La grafomania ( l’ossessione di scrivere libri ) prende fatalmente le dimensioni di un’epidemia di massa quando il progresso di una società raggiunge tre condizioni fondamentali:
- l’alto livello del benessere generale che permette alla gente di consacrarsi a un’attività inutile
- l’alto grado di atomizzazione della vita sociale e il conseguente isolamento degli individui
- la radicale mancanza di grandi cambiamenti sociali nella vita interna di una nazione ( da questo punto di vista, mi sembra sintomatico che in Francia , dove non succede assolutamente nulla, la percentuale degli scrittori sia ventun volte maggiore che in Israele. …………..E’ proprio questa assenza di contenuto vitale , è questo vuoto il motore che spinge a scrivere ) .
L’isolamento generale crea la grafomania, ma la grafomania di massa generalizza e aggrava a sua volta quell’isolamento. L’invenzione della stampa permise un tempo agli uomini di comprendersi a vicenda. Nell’epoca della grafomania universale, il fatto di scrivere libri assume un significato opposto: ognuno si circonda dei propri segni come di un muro di specchi che non lascia filtrare alcuna voce dall’esterno.

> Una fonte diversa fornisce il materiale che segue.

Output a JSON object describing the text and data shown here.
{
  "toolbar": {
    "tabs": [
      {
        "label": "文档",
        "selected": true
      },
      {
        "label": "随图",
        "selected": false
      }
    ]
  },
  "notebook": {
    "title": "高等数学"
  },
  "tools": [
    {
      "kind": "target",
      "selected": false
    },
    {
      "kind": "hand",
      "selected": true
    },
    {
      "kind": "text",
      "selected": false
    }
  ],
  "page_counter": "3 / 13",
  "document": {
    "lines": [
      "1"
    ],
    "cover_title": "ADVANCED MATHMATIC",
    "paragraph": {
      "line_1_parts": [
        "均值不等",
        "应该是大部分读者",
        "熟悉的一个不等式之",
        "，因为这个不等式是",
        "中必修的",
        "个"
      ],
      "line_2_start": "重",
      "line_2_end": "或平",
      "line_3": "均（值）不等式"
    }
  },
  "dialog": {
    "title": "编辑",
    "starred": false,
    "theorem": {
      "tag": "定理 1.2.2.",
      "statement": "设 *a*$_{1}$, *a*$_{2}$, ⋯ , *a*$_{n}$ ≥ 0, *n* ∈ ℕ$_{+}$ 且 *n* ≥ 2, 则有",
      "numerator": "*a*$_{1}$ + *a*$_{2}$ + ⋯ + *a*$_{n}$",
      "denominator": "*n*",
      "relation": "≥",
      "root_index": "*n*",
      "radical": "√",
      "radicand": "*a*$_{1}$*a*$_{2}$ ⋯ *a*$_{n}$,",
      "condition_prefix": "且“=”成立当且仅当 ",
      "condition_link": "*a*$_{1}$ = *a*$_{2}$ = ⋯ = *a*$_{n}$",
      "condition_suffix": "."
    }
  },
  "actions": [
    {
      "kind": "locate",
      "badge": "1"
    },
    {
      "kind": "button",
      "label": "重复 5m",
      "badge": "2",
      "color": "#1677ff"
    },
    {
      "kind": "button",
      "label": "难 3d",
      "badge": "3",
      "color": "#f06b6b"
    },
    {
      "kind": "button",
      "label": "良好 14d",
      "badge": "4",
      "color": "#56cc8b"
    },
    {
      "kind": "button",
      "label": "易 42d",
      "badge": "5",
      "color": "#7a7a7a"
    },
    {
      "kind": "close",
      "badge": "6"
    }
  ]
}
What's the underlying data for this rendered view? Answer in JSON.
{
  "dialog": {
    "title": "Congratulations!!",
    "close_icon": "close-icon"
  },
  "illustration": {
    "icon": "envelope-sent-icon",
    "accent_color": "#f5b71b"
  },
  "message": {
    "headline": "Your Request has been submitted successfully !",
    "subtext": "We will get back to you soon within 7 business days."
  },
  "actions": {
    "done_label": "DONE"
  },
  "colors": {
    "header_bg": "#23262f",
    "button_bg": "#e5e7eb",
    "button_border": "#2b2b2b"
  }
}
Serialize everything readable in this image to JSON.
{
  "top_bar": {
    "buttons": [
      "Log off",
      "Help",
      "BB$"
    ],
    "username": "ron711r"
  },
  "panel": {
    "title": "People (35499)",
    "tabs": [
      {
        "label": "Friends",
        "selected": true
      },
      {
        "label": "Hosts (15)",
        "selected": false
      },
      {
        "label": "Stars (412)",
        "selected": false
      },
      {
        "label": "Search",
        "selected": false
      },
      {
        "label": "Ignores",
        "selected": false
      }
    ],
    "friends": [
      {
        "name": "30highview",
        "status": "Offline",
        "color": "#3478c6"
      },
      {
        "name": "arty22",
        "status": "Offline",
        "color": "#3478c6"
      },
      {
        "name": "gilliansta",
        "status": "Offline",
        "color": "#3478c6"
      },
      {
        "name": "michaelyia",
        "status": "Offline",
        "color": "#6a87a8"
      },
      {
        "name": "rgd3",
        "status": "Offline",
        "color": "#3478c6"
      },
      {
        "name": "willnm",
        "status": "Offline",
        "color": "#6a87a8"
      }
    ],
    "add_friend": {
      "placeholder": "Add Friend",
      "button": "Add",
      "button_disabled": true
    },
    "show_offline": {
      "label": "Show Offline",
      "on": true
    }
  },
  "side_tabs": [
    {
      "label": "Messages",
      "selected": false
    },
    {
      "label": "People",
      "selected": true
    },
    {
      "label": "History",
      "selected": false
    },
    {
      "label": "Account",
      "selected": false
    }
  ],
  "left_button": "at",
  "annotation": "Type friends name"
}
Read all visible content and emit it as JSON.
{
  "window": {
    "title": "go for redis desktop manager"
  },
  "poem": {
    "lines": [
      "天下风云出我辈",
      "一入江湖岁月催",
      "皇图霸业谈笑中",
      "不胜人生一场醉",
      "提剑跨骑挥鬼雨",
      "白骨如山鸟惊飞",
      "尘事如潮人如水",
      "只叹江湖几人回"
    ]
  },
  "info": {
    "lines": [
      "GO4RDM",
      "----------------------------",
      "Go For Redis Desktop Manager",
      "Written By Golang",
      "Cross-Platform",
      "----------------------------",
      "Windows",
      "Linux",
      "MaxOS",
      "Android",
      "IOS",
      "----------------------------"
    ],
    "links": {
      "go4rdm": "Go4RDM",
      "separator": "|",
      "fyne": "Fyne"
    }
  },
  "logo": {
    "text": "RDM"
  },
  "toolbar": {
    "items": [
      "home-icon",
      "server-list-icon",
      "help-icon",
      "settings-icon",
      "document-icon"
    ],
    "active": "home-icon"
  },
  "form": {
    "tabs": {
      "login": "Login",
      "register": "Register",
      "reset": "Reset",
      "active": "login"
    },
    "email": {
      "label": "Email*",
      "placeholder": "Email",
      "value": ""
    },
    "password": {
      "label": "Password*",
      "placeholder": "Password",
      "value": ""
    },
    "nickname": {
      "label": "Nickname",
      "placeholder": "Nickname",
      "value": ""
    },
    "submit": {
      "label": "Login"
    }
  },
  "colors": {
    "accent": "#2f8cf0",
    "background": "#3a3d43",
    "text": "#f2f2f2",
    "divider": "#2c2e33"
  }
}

……………Siamo sottovalutati, gelosi,feriti e ci auguriamo la morte dell’altro.
L’irresistibile aumento della grafomania tra uomini politici, autisti di taxi, partorienti, amanti, assassini, ladri, prostitute, prefetti, medici e malati mi dimostra che ogni uomo, senza eccezione, porta in sé lo scrittore come una sua potenzialità. Tutta la specie umana potrebbe a buon diritto scendere per strada e gridare: siamo tutti scrittori !
Poichè tutti soffrono all’idea di scomparire senza essere stati visti né uditi in un universo indifferente e vogliono, finchè c’è ancora tempo, trasformare sé stessi in un universo di parole.
E il giorno (vicino ) in cui dentro ogni uomo si sveglierà lo scrittore, saranno tempi di sordità e incomprensione generali.
Inutili altre parole sull’attualità d’oggi. Buona lettura.